7. As for the merits of the Plaintiffs case under Order XXXVIII Rule 5, it is pertinent to note that apart from a bare assertion in the affidavit in support of the Notice of Motion, there is nothing to indicate that Defendant No.1 is closing down its business or disposing of its assets. The Defendants have in their reply to the Notice of Motion denied that the business was to be closed down. What the Defendants submit is that Defendant No.1 company is now focusing on consulting and advisory work as the prospects of broking in the present market were not very attractive. Defendant No.2 has denied being employed with Firestar International Pvt.Ltd., as claimed by the Plaintiff. The Defendants submit that Firestar International Pvt.Ltd. was a client of Defendant No.1, to whom the latter has provided consultancy services from the month of June 2013 onwards. The Defendants rely on various invoices raised by Defendant No.1 on the said Firestar International Pvt.Ltd. for consultancy services. These invoices have been annexed to the reply of the Defendants. There is, thus, nothing on record to indicate that Defendant No.1 company is in the process of closing down or disposing of its assets. If anything, there is evidence to show that Defendant No.1 continues to carry on business, albeit with a changed focus.

8. The Calcutta High Court in the case of PremrajMundra vs. Md. Maneck Gazi (AIR (38) 1951 Calcutta 156 [C.N. 30o.]considered various authorities on the applicability of the provisions of Order XXXVIII Rules 5 and 6 of the CPC and deduced guiding principles for the approach of the Court under Order XXXVIII Rules 5 and 6, some of which are set out below:

œ(1) That an order under Order 38, Rules 5 and 6, can only be issued, if circumstances exist as are stated therein.

(2) Whether such circumstances exist is a question of fact that must be proved to the satisfaction of the Court.

(4) That the affidavits in support of the contentions of the applicant, must not be vague, and must be properly verified. Where it is affirmed true to knowledge or information or belief, it must be stated as to which portion is true to knowledge, the source of information should be disclosed, and the grounds for belief should be stated.

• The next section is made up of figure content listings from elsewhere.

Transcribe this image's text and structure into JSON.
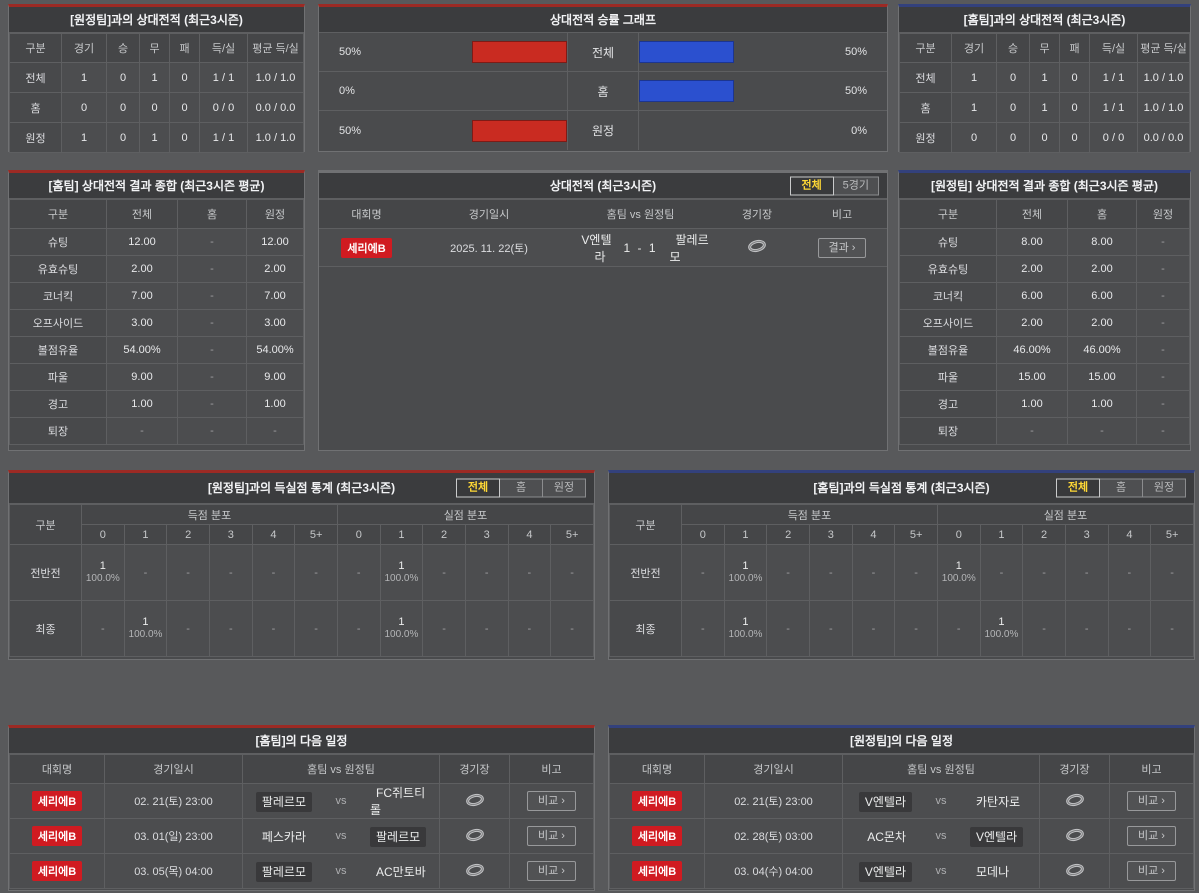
{
  "colors": {
    "page_bg": "#58595b",
    "panel_bg": "#4a4b4d",
    "title_bg": "#3b3c3e",
    "cell_border": "#5e5f61",
    "accent_home": "#9c2a24",
    "accent_away": "#33417c",
    "bar_red": "#c92b21",
    "bar_blue": "#2b50cf",
    "badge_red": "#d01b21",
    "tab_active": "#ffd935"
  },
  "record_vs_away": {
    "title": "[원정팀]과의 상대전적 (최근3시즌)",
    "headers": [
      "구분",
      "경기",
      "승",
      "무",
      "패",
      "득/실",
      "평균 득/실"
    ],
    "rows": [
      {
        "label": "전체",
        "cells": [
          "1",
          "0",
          "1",
          "0",
          "1 / 1",
          "1.0 / 1.0"
        ]
      },
      {
        "label": "홈",
        "cells": [
          "0",
          "0",
          "0",
          "0",
          "0 / 0",
          "0.0 / 0.0"
        ]
      },
      {
        "label": "원정",
        "cells": [
          "1",
          "0",
          "1",
          "0",
          "1 / 1",
          "1.0 / 1.0"
        ]
      }
    ]
  },
  "winrate_chart": {
    "title": "상대전적 승률 그래프",
    "chart_data": {
      "type": "bar",
      "title": "상대전적 승률 그래프",
      "categories": [
        "전체",
        "홈",
        "원정"
      ],
      "series": [
        {
          "name": "home-team-winrate-red-left",
          "values": [
            50,
            0,
            50
          ]
        },
        {
          "name": "away-team-winrate-blue-right",
          "values": [
            50,
            50,
            0
          ]
        }
      ],
      "xlim": [
        0,
        100
      ],
      "legend": "none",
      "rows": [
        {
          "label": "전체",
          "left": 50,
          "left_pct": "50%",
          "right": 50,
          "right_pct": "50%"
        },
        {
          "label": "홈",
          "left": 0,
          "left_pct": "0%",
          "right": 50,
          "right_pct": "50%"
        },
        {
          "label": "원정",
          "left": 50,
          "left_pct": "50%",
          "right": 0,
          "right_pct": "0%"
        }
      ]
    }
  },
  "record_vs_home": {
    "title": "[홈팀]과의 상대전적 (최근3시즌)",
    "headers": [
      "구분",
      "경기",
      "승",
      "무",
      "패",
      "득/실",
      "평균 득/실"
    ],
    "rows": [
      {
        "label": "전체",
        "cells": [
          "1",
          "0",
          "1",
          "0",
          "1 / 1",
          "1.0 / 1.0"
        ]
      },
      {
        "label": "홈",
        "cells": [
          "1",
          "0",
          "1",
          "0",
          "1 / 1",
          "1.0 / 1.0"
        ]
      },
      {
        "label": "원정",
        "cells": [
          "0",
          "0",
          "0",
          "0",
          "0 / 0",
          "0.0 / 0.0"
        ]
      }
    ]
  },
  "home_summary": {
    "title": "[홈팀] 상대전적 결과 종합 (최근3시즌 평균)",
    "headers": [
      "구분",
      "전체",
      "홈",
      "원정"
    ],
    "rows": [
      {
        "label": "슈팅",
        "cells": [
          "12.00",
          "-",
          "12.00"
        ]
      },
      {
        "label": "유효슈팅",
        "cells": [
          "2.00",
          "-",
          "2.00"
        ]
      },
      {
        "label": "코너킥",
        "cells": [
          "7.00",
          "-",
          "7.00"
        ]
      },
      {
        "label": "오프사이드",
        "cells": [
          "3.00",
          "-",
          "3.00"
        ]
      },
      {
        "label": "볼점유율",
        "cells": [
          "54.00%",
          "-",
          "54.00%"
        ]
      },
      {
        "label": "파울",
        "cells": [
          "9.00",
          "-",
          "9.00"
        ]
      },
      {
        "label": "경고",
        "cells": [
          "1.00",
          "-",
          "1.00"
        ]
      },
      {
        "label": "퇴장",
        "cells": [
          "-",
          "-",
          "-"
        ]
      }
    ]
  },
  "away_summary": {
    "title": "[원정팀] 상대전적 결과 종합 (최근3시즌 평균)",
    "headers": [
      "구분",
      "전체",
      "홈",
      "원정"
    ],
    "rows": [
      {
        "label": "슈팅",
        "cells": [
          "8.00",
          "8.00",
          "-"
        ]
      },
      {
        "label": "유효슈팅",
        "cells": [
          "2.00",
          "2.00",
          "-"
        ]
      },
      {
        "label": "코너킥",
        "cells": [
          "6.00",
          "6.00",
          "-"
        ]
      },
      {
        "label": "오프사이드",
        "cells": [
          "2.00",
          "2.00",
          "-"
        ]
      },
      {
        "label": "볼점유율",
        "cells": [
          "46.00%",
          "46.00%",
          "-"
        ]
      },
      {
        "label": "파울",
        "cells": [
          "15.00",
          "15.00",
          "-"
        ]
      },
      {
        "label": "경고",
        "cells": [
          "1.00",
          "1.00",
          "-"
        ]
      },
      {
        "label": "퇴장",
        "cells": [
          "-",
          "-",
          "-"
        ]
      }
    ]
  },
  "h2h": {
    "title": "상대전적 (최근3시즌)",
    "tabs": {
      "items": [
        "전체",
        "5경기"
      ],
      "active": 0
    },
    "headers": [
      "대회명",
      "경기일시",
      "홈팀  vs  원정팀",
      "경기장",
      "비고"
    ],
    "rows": [
      {
        "league": "세리에B",
        "date": "2025. 11. 22(토)",
        "home": "V엔텔라",
        "center": "1 - 1",
        "away": "팔레르모",
        "button": "결과"
      }
    ]
  },
  "goal_stats_left": {
    "title": "[원정팀]과의 득실점 통계 (최근3시즌)",
    "tabs": {
      "items": [
        "전체",
        "홈",
        "원정"
      ],
      "active": 0
    },
    "corner_label": "구분",
    "group_headers": [
      "득점 분포",
      "실점 분포"
    ],
    "score_cols": [
      "0",
      "1",
      "2",
      "3",
      "4",
      "5+"
    ],
    "rows": [
      {
        "label": "전반전",
        "goals": [
          {
            "count": "1",
            "pct": "100.0%"
          },
          "-",
          "-",
          "-",
          "-",
          "-"
        ],
        "conceded": [
          "-",
          {
            "count": "1",
            "pct": "100.0%"
          },
          "-",
          "-",
          "-",
          "-"
        ]
      },
      {
        "label": "최종",
        "goals": [
          "-",
          {
            "count": "1",
            "pct": "100.0%"
          },
          "-",
          "-",
          "-",
          "-"
        ],
        "conceded": [
          "-",
          {
            "count": "1",
            "pct": "100.0%"
          },
          "-",
          "-",
          "-",
          "-"
        ]
      }
    ]
  },
  "goal_stats_right": {
    "title": "[홈팀]과의 득실점 통계 (최근3시즌)",
    "tabs": {
      "items": [
        "전체",
        "홈",
        "원정"
      ],
      "active": 0
    },
    "corner_label": "구분",
    "group_headers": [
      "득점 분포",
      "실점 분포"
    ],
    "score_cols": [
      "0",
      "1",
      "2",
      "3",
      "4",
      "5+"
    ],
    "rows": [
      {
        "label": "전반전",
        "goals": [
          "-",
          {
            "count": "1",
            "pct": "100.0%"
          },
          "-",
          "-",
          "-",
          "-"
        ],
        "conceded": [
          {
            "count": "1",
            "pct": "100.0%"
          },
          "-",
          "-",
          "-",
          "-",
          "-"
        ]
      },
      {
        "label": "최종",
        "goals": [
          "-",
          {
            "count": "1",
            "pct": "100.0%"
          },
          "-",
          "-",
          "-",
          "-"
        ],
        "conceded": [
          "-",
          {
            "count": "1",
            "pct": "100.0%"
          },
          "-",
          "-",
          "-",
          "-"
        ]
      }
    ]
  },
  "schedule_home": {
    "title": "[홈팀]의 다음 일정",
    "headers": [
      "대회명",
      "경기일시",
      "홈팀  vs  원정팀",
      "경기장",
      "비고"
    ],
    "rows": [
      {
        "league": "세리에B",
        "date": "02. 21(토) 23:00",
        "home": "팔레르모",
        "home_hl": true,
        "center": "vs",
        "away": "FC쥐트티롤",
        "button": "비교"
      },
      {
        "league": "세리에B",
        "date": "03. 01(일) 23:00",
        "home": "페스카라",
        "center": "vs",
        "away": "팔레르모",
        "away_hl": true,
        "button": "비교"
      },
      {
        "league": "세리에B",
        "date": "03. 05(목) 04:00",
        "home": "팔레르모",
        "home_hl": true,
        "center": "vs",
        "away": "AC만토바",
        "button": "비교"
      }
    ]
  },
  "schedule_away": {
    "title": "[원정팀]의 다음 일정",
    "headers": [
      "대회명",
      "경기일시",
      "홈팀  vs  원정팀",
      "경기장",
      "비고"
    ],
    "rows": [
      {
        "league": "세리에B",
        "date": "02. 21(토) 23:00",
        "home": "V엔텔라",
        "home_hl": true,
        "center": "vs",
        "away": "카탄자로",
        "button": "비교"
      },
      {
        "league": "세리에B",
        "date": "02. 28(토) 03:00",
        "home": "AC몬차",
        "center": "vs",
        "away": "V엔텔라",
        "away_hl": true,
        "button": "비교"
      },
      {
        "league": "세리에B",
        "date": "03. 04(수) 04:00",
        "home": "V엔텔라",
        "home_hl": true,
        "center": "vs",
        "away": "모데나",
        "button": "비교"
      }
    ]
  }
}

(5) That a mere allegation that the deft. was selling off his properties is not sufficient. Particulars must be stated.

(8) That the mere fact of transfer is not enough, since nobody can be prevented from dealing with his properties simply because a suit has been filed: There must be additional circumstances to show that the transfer is with an intention to delay or defeat the pltf.'s claim. It is open to the Court to look to the conduct of the parties immediately before suit, and to examine the surrounding circumstances, and to draw an inference as to whether the deft. is about to dispose of the property, and if so, with what intention. The Court is entitled to consider the nature of the claim and the defence put forward.

(10) That in the case of running businesses, the strictest caution is necessary and the mere fact that a business has been closed, or that its turnover has diminished, is not enough.?

9. The decision of the Calcutta High Court in PremrajMundra's case (supra) has been cited with approval for its clear summary of principles relating to grant attachment before judgment by the Supreme Court in the case of Raman Tech. and Process Engg. Co. vs. Solanki Traders (2008) 2 SCC 302).

10. Having regard to these principles and the bare averments made by the Plaintiff for claiming an attachment before judgment or reliefs in the nature thereof as noted above, the requirements of Order XXXVIII, Rules 5 and 6 for sustaining an order thereunder are clearly not satisfied in the present case.

11. For the reasons noted above, the Notice of Motion is dismissed with no order as to costs.